Example: Method 5: Linear Approximation
Linear Approximation calculates a trend that is based upon two sales history data points. Those two points define a straight trend line that is projected into the future. Use this method with caution because long range forecasts are leveraged by small changes in just two data points.
Forecast specifications: n equals the data point in sales history that is compared to the most recent data point to identify a trend. For example, specify n = 4 to use the difference between December (most recent data) and August (four periods before December) as the basis for calculating the trend.
Minimum required sales history: n plus 1 plus the number of time periods that are required for evaluating the forecast performance (periods of best fit).

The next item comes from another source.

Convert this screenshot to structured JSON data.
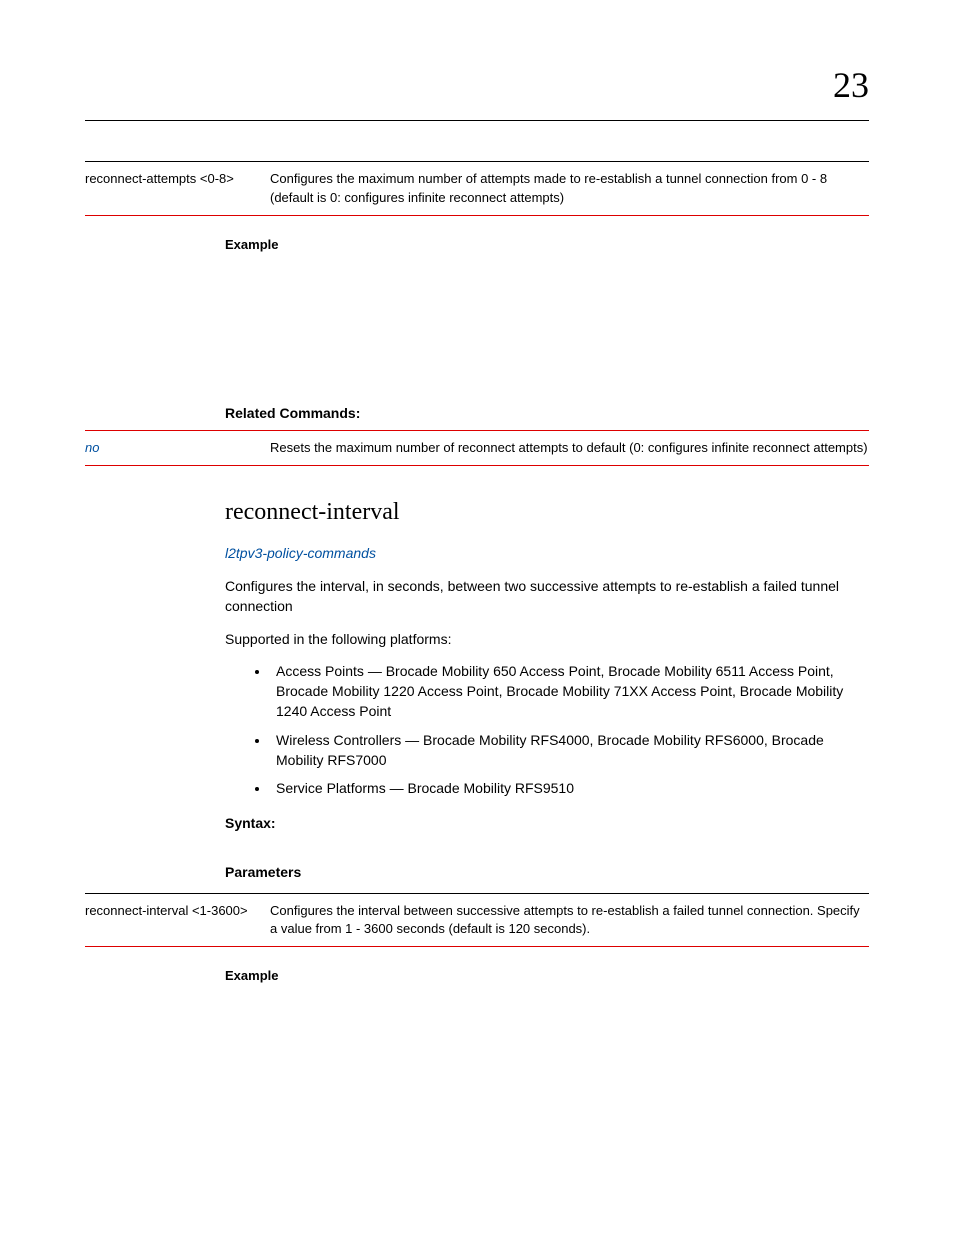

This table is history used in the forecast calculation:
Past Year |
Jan |
Feb |
Mar |
Apr |
May |
Jun |
Jul |
Aug |
Sep |
Oct |
Nov |
Dec |
---|---|---|---|---|---|---|---|---|---|---|---|---|
1 |
None |
None |
None |
None |
None |
None |
None |
129 |
131 |
114 |
119 |
137 |
Calculation of Linear Approximation, given n = 4
(137 - 129)/4 = 2.0
This table is the Linear Approximation forecast for next year, given n = 4:
Jan |
Feb |
Mar |
Apr |
May |
Jun |
Jul |
Aug |
Sep |
Oct |
Nov |
Dec |
---|---|---|---|---|---|---|---|---|---|---|---|
139 |
141 |
143 |
145 |
147 |
149 |
151 |
153 |
155 |
157 |
159 |
161 |
January forecast = December of past year 1 + (Trend) which equals 137 + (1 × 2) = 139.
February forecast = December of past year 1 + (Trend) which equals 137 + (2 × 2) = 141.
March forecast = December of past year 1 + (Trend) which equals 137 + (3 × 2) = 143.